Western chipmaking equipment firms and BIS should also know that SMIC is closely tied to the Chinese military, as James Mulvenon has definitively reported. And yet, as the China Tech Threat paper makes clear, BIS continues to approve licenses for virtually every American technology bound for the company:
According to BIS data released by the House Foreign Affairs Committee, between November 9 2020, and April 20, 2021, BIS approved 91.3% of license applications worth $41.89 billion from U.S. companies asking to sell technologies to SMIC. 8.3% were returned without action, and only 0.5% – a single license – were denied. Given SMIC’s ties to the Chinese military, it’s likely that SMIC is leveraging American technologies to make chips that will help the PRC equip its fighting forces.

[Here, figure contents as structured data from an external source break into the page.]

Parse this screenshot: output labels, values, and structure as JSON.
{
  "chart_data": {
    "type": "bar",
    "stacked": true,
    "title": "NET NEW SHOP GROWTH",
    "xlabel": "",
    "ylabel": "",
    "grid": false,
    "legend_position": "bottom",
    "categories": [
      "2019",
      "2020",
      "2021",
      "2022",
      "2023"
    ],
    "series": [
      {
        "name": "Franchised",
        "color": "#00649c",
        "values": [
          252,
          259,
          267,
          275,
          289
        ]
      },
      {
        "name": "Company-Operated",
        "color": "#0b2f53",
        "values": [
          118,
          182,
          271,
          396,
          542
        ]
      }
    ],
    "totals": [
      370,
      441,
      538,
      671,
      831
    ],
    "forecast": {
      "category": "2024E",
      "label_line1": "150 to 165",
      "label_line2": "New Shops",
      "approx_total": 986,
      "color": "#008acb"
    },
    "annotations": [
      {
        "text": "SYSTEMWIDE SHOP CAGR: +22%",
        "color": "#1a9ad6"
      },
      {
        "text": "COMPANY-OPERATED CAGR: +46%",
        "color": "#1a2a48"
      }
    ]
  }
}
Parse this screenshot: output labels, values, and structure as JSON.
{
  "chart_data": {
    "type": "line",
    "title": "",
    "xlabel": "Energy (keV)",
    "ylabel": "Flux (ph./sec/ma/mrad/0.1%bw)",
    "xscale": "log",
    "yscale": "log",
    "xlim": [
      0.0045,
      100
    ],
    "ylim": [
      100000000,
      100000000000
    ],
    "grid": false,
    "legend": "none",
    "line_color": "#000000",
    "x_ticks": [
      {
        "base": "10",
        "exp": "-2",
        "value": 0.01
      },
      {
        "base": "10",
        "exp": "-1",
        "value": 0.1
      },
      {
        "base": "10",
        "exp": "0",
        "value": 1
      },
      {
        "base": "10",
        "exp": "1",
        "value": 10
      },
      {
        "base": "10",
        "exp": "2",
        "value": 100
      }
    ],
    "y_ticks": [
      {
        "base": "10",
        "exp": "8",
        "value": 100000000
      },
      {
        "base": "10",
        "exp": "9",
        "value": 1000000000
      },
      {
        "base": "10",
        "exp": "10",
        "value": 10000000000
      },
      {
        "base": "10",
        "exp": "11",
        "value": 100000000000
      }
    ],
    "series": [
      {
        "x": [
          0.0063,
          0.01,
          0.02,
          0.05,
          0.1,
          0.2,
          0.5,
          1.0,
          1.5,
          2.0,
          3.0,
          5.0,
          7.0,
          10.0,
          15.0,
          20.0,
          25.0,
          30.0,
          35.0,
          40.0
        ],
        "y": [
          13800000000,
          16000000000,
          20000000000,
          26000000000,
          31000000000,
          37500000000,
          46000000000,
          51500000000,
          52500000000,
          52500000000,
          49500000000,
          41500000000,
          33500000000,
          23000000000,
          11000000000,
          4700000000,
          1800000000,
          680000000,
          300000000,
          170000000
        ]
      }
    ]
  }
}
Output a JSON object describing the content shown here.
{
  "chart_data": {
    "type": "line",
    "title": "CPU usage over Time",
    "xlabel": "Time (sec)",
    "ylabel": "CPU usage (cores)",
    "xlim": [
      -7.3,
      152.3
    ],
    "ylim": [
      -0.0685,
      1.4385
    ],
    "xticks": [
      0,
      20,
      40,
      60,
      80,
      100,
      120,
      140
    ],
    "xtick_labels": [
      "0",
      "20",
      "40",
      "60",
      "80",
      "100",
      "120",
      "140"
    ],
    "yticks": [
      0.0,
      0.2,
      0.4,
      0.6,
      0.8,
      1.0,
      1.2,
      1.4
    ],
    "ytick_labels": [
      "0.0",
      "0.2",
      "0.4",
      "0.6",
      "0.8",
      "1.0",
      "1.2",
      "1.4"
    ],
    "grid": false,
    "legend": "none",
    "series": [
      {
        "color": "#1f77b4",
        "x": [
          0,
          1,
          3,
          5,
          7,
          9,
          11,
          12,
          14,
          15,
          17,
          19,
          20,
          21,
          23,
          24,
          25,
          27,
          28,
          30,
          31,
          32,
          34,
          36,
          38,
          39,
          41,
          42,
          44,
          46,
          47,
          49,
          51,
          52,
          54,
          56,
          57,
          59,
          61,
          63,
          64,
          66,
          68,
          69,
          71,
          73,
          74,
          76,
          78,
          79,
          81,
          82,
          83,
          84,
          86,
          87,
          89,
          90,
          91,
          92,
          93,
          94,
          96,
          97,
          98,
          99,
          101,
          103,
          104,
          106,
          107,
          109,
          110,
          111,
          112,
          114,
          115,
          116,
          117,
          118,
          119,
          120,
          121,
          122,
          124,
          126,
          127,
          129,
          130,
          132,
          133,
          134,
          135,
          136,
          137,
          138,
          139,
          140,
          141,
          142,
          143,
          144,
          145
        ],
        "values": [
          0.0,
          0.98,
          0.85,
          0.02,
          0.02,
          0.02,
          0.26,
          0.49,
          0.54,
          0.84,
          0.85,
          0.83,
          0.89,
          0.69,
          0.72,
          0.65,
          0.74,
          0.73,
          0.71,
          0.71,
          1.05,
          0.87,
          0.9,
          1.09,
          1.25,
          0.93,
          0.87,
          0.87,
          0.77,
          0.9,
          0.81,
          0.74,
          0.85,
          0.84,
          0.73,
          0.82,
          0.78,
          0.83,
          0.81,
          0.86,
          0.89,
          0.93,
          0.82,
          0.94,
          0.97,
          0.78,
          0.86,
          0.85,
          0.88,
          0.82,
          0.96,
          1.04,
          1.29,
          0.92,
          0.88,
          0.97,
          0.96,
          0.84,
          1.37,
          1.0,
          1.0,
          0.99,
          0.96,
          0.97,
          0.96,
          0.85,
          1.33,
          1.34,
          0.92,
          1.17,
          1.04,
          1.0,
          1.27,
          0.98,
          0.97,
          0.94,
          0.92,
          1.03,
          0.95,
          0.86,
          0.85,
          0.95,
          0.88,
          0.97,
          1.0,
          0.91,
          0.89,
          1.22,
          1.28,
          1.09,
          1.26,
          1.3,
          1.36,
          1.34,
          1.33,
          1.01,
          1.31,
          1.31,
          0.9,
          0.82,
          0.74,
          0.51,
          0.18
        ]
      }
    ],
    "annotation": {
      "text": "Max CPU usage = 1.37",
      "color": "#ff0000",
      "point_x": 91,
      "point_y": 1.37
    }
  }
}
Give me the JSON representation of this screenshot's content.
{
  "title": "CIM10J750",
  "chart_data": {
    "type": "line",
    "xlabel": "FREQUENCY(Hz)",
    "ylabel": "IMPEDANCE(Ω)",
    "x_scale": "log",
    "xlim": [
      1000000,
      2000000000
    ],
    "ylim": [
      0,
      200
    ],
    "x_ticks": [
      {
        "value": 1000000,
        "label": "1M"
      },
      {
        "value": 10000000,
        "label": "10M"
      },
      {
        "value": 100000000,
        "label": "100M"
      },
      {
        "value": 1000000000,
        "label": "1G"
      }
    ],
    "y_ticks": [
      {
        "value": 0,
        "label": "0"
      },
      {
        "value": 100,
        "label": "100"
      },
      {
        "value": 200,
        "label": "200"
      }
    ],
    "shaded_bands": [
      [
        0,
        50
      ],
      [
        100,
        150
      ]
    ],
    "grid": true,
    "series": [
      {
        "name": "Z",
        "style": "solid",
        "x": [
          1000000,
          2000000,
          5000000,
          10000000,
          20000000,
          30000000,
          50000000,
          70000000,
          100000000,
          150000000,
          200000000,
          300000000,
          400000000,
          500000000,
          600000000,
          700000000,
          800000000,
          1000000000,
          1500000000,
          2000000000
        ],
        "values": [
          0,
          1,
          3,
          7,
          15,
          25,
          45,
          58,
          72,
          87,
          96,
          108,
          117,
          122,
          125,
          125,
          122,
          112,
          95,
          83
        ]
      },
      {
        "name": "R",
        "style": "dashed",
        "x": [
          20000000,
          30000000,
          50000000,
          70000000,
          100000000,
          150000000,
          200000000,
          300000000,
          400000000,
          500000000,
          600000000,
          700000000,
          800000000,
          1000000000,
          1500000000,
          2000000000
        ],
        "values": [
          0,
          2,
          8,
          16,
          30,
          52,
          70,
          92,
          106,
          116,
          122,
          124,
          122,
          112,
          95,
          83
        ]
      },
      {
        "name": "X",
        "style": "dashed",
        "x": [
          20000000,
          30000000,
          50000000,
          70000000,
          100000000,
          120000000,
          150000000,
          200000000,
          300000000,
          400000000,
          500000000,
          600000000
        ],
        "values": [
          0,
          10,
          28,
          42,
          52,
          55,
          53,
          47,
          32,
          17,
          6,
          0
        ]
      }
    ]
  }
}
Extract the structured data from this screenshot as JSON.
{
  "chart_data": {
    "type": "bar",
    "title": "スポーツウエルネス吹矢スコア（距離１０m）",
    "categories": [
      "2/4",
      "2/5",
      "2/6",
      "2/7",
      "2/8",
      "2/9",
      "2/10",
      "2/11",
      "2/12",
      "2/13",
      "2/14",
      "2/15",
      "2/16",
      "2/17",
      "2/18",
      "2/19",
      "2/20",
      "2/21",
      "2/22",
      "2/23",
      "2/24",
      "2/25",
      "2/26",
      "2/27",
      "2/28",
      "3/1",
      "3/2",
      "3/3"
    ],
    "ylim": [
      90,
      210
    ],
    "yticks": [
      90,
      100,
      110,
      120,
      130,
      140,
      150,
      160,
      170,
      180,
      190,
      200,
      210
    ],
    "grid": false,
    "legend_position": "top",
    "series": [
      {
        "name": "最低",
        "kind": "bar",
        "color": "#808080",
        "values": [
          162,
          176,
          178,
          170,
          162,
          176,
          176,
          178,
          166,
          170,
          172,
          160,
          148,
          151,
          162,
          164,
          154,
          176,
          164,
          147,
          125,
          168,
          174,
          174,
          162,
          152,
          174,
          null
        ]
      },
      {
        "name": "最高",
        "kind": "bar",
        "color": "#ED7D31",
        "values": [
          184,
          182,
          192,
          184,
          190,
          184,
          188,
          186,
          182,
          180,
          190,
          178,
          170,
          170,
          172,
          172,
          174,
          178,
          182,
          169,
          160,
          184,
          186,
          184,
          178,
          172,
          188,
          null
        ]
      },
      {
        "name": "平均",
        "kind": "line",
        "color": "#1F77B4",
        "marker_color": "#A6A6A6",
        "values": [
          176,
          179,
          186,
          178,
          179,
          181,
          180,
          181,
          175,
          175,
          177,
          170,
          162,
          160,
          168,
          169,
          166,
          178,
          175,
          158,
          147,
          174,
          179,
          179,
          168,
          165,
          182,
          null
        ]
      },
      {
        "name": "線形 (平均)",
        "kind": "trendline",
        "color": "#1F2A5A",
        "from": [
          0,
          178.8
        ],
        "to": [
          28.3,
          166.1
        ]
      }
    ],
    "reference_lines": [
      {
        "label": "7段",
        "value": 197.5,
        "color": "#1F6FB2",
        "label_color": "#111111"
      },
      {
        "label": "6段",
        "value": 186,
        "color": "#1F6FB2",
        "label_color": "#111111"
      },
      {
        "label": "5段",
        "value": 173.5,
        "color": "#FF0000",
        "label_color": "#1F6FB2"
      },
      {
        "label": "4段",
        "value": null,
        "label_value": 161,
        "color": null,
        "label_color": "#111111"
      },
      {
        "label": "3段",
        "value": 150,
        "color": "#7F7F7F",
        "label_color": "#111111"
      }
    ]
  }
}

Fortunately, there are steps policymakers can take to address this gathering storm. First, BIS must work to immediately impose meaningful export controls targeting SMIC and other PRC legacy chipmakers. Second, in the upcoming National Defense Authorization Act (NDAA) process, Congress must strengthen and expand Section 5949 of the FY2023 NDAA, to ensure that contractors servicing the federal government cannot use Chinese chips in their equipment. The U.S. government also has the power to impose tariffs under Section 301 of the Trade Act of 1974 when products put American national security at risk. It’s worth investigating whether Section 301 can be applied to make Chinese chips prohibitively expensive.
Finally, supply chain shortages such as those that plagued the automotive sector ravaged the American economy during the pandemic. Those kinks are a foretaste of the pain China could inflict on the U.S. if it dominates the legacy chip market. The Biden Administration can help prevent that scenario and give American companies an advantage over Chinese companies by ensuring that a healthy portion of the $39 billion appropriated for domestic chip production under the CHIPS Act supports legacy chip manufacturing.
The chips might be small, but the stakes couldn’t be bigger. The U.S. needs to get serious about tackling China's legacy chip industry.